Honors Projects Offer Opportunity to Learn and Apply
Troy Warcewicz ’12 has made service or study trips during his cadetship to Guatemala, Egypt, and Morocco. In each of these places, he noted that many people lack basic necessities taken for granted in the United States.
That got him thinking. Can a cheap and readily available resource, such as sand, be used to provide clean water in developing countries where water itself may be scarce and clean water broadly unavailable?
Warcewicz took this idea to Maj. David Johnstone, assistant professor of civil and environmental engineering, and he assisted as Warcewicz designed an apparatus, a four foot long clear PVC pipe using both sand and sponges as a filtering mechanism. They tested it in a real-world lab – the Maury River.
“We ran it over a two-week period,” said Warcewicz. “The Maury is an awesome sample … because it has a lot of agricultural runoff and coliform – [an indicator of] something people get sick from in water in developing countries.”
The two sampled inflowing and outflowing water every couple of days, testing it for organic and bacterial contamination and turbidity, which is particulates floating in the water. The apparatus worked better on turbidity than on bacteria, and, Johnstone said, more time in a lab, with testing and redesigns, along with the addition of readily available chlorine tablets, might produce a workable device. But for Johnstone and Warcewicz, that really wasn’t the point.
“I think this was an excellent project,” said Johnstone. “It got the student to think outside of the norm. He wasn’t told what to do; he had to apply what he had learned. The different testing parameters – he had to understand how they worked.”
“I learned a whole lot,” confirmed Warcewicz, whose classes have focused more on topics like construction management than on environmental engineering and hydrology. “So I learned a ton just reading up on this stuff and getting down in the lab and learning how to test – what you’re looking for, how [bacterial] colonies grow.”
In addition to learning the necessary biology and soil science, Warcewicz said the project gave him the opportunity to use in the field concepts he has learned over the years in the classroom.
“Water flowing through in class is a simple equation, but in life, not necessarily,” he said. And for every problem he encountered, he had to find a solution. “I either had to go to a book or articles or a professor here.”
Warcewicz was one of 15 cadets in VMI’s Institute Honors program to present a senior thesis during Honors Week, March 23-29.
“The presentations are open to the entire post,” said Col. Rob McDonald, associate dean of the faculty. “We have a really good turnout for them.” Honors cadets must attend two presentations, he said, but many attend more, and faculty from the academic departments and the ROTC units also turn up.

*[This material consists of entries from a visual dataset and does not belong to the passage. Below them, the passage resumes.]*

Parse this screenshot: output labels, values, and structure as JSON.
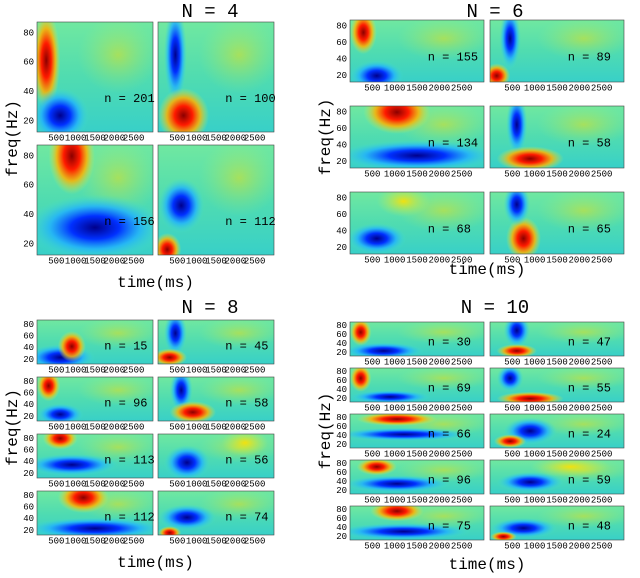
{
  "figure": {
    "y_label": "freq(Hz)",
    "x_label": "time(ms)",
    "x_ticks": [
      "500",
      "1000",
      "1500",
      "2000",
      "2500"
    ],
    "y_ticks": [
      "80",
      "60",
      "40",
      "20"
    ],
    "panels": [
      {
        "title": "N = 4",
        "counts": [
          "n = 201",
          "n = 100",
          "n = 156",
          "n = 112"
        ]
      },
      {
        "title": "N = 6",
        "counts": [
          "n = 155",
          "n = 89",
          "n = 134",
          "n = 58",
          "n = 68",
          "n = 65"
        ]
      },
      {
        "title": "N = 8",
        "counts": [
          "n = 15",
          "n = 45",
          "n = 96",
          "n = 58",
          "n = 113",
          "n = 56",
          "n = 112",
          "n = 74"
        ]
      },
      {
        "title": "N = 10",
        "counts": [
          "n = 30",
          "n = 47",
          "n = 69",
          "n = 55",
          "n = 66",
          "n = 24",
          "n = 96",
          "n = 59",
          "n = 75",
          "n = 48"
        ]
      }
    ]
  }
}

“This year’s class was really phenomenal,” added McDonald. “The quality of the projects that are done for Institute Honors – it’s more than just a nice, long term paper or lab report. Cadets are involved in making new knowledge in their disciplines.”
Those Honors cadets graduating in May will have an opportunity to revise their papers, taking into account questions and comments they received at their presentations. Subcommittees of the Institute Honors program will read every thesis and provide a holistic response to the cadet. The best theses are selected for special awards.
Honors Week was designed to highlight academic excellence across post – offering a special week when cadets could meet the requirement to defend their theses and academic honor societies could hold inductions. The kickoff event is a special faculty lecture.
In this year’s lecture, “The Historian, the Sailor, and the Rickshaw Puller,” Col. Mark Wilkinson, VMI professor of history, told how the course of history was affected by one American sailor stationed in China just following World War II and one resident of Shanghai. He used that story to discuss the work that historians do and the lessons cadets might draw from it, especially those headed overseas for military or civilian careers.
“He took a very particular topic that has been of interest to him in his historical research and he talked to us about it in a way that made us understand why this topic mattered in his discipline,” observed McDonald. “It’s helpful in terms of community, to help everybody understand what we all do. That might be the most impressive thing about that lecture.”
While Honors Week has been in existence for about eight years, the faculty lecture is a relatively new addition. Wilkinson’s talk was just the third in the series.
Approximately 85 cadets are enrolled in the 10-year-old Institute Honors program, which, McDonald said, has experienced a burst of interest in recent years. The program offers cadets a unique opportunity to work closely with faculty mentors.
“Almost more important than selecting the topic of your thesis is choosing your faculty adviser,” said McDonald. “That mentor-mentee relationship can be a very profound experience, in terms of shaping you intellectually, in terms of your work ethics, in terms of shaping you professionally.”